School of Computer Science

COM6511 Speech Technology

Summary	This module introduces the principles of the emergent field of speech technology, studies typical applications of these principles and assesses the state of the art in this area. You will learn the prevailing techniques of automatic speech recognition (based on statistical modelling); will see how speech synthesis and text-to-speech methods are deployed in spoken language systems; and will discuss the current limitations of such devices. The module will include project work involving the implementation and assessment of a speech technology device.
Session	Spring 2024/25
Credits	15
Assessment	Blackboard quizzes (threshold and graded) Practical work (graded)
Lecturer(s)	Prof.
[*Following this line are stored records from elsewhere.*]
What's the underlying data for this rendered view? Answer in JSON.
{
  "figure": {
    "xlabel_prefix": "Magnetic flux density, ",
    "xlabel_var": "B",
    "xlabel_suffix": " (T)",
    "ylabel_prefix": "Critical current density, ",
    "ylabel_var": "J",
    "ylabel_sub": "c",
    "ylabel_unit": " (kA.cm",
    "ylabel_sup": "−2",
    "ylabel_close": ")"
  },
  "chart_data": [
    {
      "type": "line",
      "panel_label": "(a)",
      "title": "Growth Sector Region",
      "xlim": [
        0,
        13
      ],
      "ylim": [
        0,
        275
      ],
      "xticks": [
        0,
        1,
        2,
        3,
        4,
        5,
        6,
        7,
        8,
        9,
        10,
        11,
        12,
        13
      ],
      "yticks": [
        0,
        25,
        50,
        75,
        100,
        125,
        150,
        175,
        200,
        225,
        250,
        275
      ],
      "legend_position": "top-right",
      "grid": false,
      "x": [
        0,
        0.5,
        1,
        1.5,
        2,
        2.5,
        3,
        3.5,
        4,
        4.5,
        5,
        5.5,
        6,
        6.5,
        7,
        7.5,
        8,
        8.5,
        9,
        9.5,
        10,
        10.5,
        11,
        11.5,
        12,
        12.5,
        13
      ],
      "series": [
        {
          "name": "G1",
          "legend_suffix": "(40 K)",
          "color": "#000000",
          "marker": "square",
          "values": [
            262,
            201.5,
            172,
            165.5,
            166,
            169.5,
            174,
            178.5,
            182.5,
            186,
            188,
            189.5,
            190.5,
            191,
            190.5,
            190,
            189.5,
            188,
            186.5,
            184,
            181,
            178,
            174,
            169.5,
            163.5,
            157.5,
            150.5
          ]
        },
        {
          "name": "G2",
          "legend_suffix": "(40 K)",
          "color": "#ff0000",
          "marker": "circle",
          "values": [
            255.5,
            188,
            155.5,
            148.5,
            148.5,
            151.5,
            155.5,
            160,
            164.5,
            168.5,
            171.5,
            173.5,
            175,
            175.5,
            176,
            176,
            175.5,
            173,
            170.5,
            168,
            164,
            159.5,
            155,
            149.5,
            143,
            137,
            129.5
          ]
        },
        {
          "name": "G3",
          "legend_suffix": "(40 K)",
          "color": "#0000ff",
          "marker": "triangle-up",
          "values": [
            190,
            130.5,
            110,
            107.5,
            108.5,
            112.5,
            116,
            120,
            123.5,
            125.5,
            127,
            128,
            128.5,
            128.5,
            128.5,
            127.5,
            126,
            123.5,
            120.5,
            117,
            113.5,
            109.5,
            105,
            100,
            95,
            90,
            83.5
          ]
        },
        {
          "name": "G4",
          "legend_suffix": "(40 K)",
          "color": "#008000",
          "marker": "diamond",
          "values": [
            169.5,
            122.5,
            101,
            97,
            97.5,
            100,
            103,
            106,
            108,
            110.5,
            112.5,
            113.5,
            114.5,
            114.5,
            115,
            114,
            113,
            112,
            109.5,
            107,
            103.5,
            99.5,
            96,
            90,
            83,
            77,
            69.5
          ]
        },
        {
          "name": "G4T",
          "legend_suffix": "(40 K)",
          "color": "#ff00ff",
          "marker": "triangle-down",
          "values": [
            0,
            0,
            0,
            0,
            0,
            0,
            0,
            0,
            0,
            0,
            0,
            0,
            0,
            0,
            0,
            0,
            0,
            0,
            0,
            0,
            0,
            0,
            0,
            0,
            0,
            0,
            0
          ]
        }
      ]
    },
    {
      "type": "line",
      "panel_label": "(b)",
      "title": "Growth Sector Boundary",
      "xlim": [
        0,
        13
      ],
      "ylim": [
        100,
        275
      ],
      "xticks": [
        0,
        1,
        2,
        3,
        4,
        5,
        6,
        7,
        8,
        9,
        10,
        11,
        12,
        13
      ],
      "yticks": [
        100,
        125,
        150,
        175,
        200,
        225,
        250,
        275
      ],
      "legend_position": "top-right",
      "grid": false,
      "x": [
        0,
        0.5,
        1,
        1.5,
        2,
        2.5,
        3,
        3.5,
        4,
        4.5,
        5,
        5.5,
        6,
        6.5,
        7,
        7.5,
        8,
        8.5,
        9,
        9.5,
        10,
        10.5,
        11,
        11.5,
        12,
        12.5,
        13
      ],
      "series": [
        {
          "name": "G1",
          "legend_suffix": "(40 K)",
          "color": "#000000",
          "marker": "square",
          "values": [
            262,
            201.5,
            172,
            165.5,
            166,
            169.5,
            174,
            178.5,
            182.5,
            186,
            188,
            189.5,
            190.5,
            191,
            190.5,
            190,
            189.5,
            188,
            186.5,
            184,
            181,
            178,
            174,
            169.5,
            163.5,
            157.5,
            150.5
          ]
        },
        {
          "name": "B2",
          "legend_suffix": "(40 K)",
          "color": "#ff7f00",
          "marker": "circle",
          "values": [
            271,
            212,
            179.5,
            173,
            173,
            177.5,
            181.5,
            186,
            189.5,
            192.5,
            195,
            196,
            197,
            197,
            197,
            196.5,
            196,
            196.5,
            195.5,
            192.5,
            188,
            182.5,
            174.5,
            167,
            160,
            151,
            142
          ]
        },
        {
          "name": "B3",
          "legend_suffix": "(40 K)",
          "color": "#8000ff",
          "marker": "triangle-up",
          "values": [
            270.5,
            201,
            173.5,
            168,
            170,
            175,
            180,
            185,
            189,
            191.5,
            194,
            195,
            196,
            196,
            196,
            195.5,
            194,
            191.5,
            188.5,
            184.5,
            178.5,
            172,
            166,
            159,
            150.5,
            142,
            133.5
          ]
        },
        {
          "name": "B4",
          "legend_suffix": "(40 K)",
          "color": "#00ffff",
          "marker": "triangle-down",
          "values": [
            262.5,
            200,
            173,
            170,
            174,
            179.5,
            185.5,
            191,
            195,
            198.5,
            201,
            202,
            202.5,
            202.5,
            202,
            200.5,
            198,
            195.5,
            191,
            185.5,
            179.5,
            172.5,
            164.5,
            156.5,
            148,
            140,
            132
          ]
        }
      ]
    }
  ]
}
Thomas Hain & Dr Anton Ragni
Resources	Blackboard Unconfirmed practical marks when available Exam Papers, past 2 years (where applicable)
Aims	to teach the principles and application of speech technology, covering speech recognition and synthesis to provide experience in building and using speech technology devices.
Learning Outcomes	By the end of this course the students should: appreciate the difficulties of machine perception in general and speech perception in particular; understand the different types of speech tech in use today understand the prevailing techniques for modelling speech in automatic speech recognition; see how these techniques are deployed in spoken language systems; appreciate the difficulties of producing synthetic speech and understand the principles of speech synthesisers and text-to-speech systems; and have experience in implementing and assessing a speech technology device.
Content	Introduction to speech technology Pattern processing fundamentals for speech Hidden Markov Models and Deep Neural Networks for speech processing Towards a state-of-the-art ASR System Acoustic modelling Language modelling Search Adaptation Speech recognition application examples Speaker identification Speech synthesis Spoken dialogue systems
Restrictions	Students must have taken COM6502 in the previous semester Optional modules within the department have limited capacity. We will always try to accommodate all students but cannot guarantee a place.
Teaching Method	Two formal lectures per week, for 10 weeks; and a one hour practical session per week, for 6 weeks. Practical work will consist of a project involving the implementation and assessment of a speech technology device. This will include some programming.
Feedback	Students will receive feedback in the weekly practical sessions.